2.3 Alur Pemeriksaan Korban Perkosaan dan Korban Kejahatan Seksual Lain

Keterangan : : alur normal KUHAP : alur yang IDEAL pusat penanganan kekerasan terpadu : alur yang sering dijumpai di lapangan

2.3.1 Alur yang Dapat Ditempuh Korban Pada alur normal KUHAP, korban melaporkan pada penyidik POLRI, kemudian dari penyidik POLRI membuatkan surat permintaan visum et repertum untuk di serahkan pada dokter. Lalu korban datang ke dokter untuk melakukan visum et repertum. Sedangkan pada alur ideal Pusat Penanganan Kekerasan Terpadu, dari korban dapat langsung melaporkan pada

penyidik POLRI ataupun ke dokter untuk melakukan visum et repertum. Alur yang sering dijumpai dilapangan adalah korban datang kepada dokter lalu dokter membuatkan surat keterangan dokter untuk diserahkan pada penyidik POLRI lalu penyidik POLRI menyerahkan surat tersebut kepada dokter forensik untuk kemudian melakukan visum. Korban juga dapat langsung menyerahkan surat keterangan dokter kepada dokter forensik, yang kemudian dokter forensik yang melakukan visum et repertum.

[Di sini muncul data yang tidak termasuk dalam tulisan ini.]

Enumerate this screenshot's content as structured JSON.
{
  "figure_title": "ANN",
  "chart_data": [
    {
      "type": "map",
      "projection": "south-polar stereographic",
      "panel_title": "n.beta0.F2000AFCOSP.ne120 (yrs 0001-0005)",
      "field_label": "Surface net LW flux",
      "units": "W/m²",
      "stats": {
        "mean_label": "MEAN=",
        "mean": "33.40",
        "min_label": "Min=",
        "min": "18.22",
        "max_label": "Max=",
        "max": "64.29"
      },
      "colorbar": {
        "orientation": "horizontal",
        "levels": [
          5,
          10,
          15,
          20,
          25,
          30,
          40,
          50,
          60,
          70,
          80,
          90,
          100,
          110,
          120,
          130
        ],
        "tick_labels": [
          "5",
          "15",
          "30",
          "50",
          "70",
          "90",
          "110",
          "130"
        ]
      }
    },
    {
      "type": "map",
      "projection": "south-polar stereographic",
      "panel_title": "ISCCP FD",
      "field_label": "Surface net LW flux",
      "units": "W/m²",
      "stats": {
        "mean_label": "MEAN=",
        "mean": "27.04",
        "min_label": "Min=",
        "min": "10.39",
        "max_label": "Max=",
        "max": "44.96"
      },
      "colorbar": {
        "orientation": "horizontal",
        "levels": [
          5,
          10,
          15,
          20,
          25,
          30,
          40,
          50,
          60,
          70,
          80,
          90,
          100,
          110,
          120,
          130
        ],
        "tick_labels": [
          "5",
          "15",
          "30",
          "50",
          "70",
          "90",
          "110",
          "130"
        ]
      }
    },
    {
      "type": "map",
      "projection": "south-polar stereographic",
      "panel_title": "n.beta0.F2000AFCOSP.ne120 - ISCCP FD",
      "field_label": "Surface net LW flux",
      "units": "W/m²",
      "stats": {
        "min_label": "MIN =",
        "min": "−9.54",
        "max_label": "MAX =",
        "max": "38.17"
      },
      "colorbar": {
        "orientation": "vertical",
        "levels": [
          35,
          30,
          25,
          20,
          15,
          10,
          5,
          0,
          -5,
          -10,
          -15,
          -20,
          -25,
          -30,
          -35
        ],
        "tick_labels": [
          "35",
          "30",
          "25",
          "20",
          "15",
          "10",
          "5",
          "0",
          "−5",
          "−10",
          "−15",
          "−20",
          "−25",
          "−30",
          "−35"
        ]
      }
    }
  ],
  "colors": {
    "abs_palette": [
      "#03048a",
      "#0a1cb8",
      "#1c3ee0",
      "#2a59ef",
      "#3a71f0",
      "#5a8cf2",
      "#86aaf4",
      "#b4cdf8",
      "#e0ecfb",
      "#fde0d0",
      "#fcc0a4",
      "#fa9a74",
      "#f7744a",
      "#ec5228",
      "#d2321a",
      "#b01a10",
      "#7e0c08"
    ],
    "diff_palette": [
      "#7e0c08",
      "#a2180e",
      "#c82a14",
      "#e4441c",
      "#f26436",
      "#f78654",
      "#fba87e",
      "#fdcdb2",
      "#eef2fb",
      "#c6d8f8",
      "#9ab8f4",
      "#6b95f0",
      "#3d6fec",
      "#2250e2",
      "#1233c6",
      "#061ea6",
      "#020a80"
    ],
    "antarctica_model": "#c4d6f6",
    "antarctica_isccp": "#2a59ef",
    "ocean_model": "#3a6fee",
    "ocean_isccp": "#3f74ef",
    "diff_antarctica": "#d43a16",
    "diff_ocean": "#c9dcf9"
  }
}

2.3.2 Alur Yang Dapat Ditempuh Oleh Relawan

Gambar 3 6 : ini menjelaskan pada pihak lain (relawan) dapat memanfaatkan, meminta bantuan kepada dokter forensik, yaitu selain sebagai pemeriksa, juga sebagai mediator.

Pada alur yang dapat ditempuh oleh relawan, korban yang biasanya didampingi oleh relawan datang ke dokter obstetri-ginekologi, psikiater, spesialis bidang lain ataupun dokter umum, setelah melakukan berbagai macam pemeriksaan, kemudian dibawa ke dokter spesialis forensik dan medikolegal, setelah diperiksa kemudian diserahkan pada penyidik POLRI atau setelah mendapat pemeriksaan dari dokter spesialis obstetri-ginekologi, psikiater, dokter umum atau bidang spesialis lain, korban dapat langsung dibawa ke penyidik POLRI untuk melaporkan kasusnya dan hasil pemeriksaannya. Dapat juga dari korban dan relawan langsung datang ke dokter spesialis forensik dan medikolegal kemudian setelah diperiksa, korban dibawa ke penyidik POLRI. Pada alur ini menjelaskan bahwa relawan dapat memanfaatkan, meminta bantuan kepada dokter forensik, yaitu selain sebagai pemeriksa, juga dapat sebagai mediator.

2.3.3 Alur Pemeriksaan Forensik Klinik

Pada alur ini korban yang sudah membawa surat permintaan visum et repertum datang ke dokter umum, atau dokter obstetri-ginekologi, dokter bedah, atau dokter bidang lainnya untuk

melakukan pemeriksaan, kemudian diserahkan kepada dokter forensik untuk dilakukan visum et repertum.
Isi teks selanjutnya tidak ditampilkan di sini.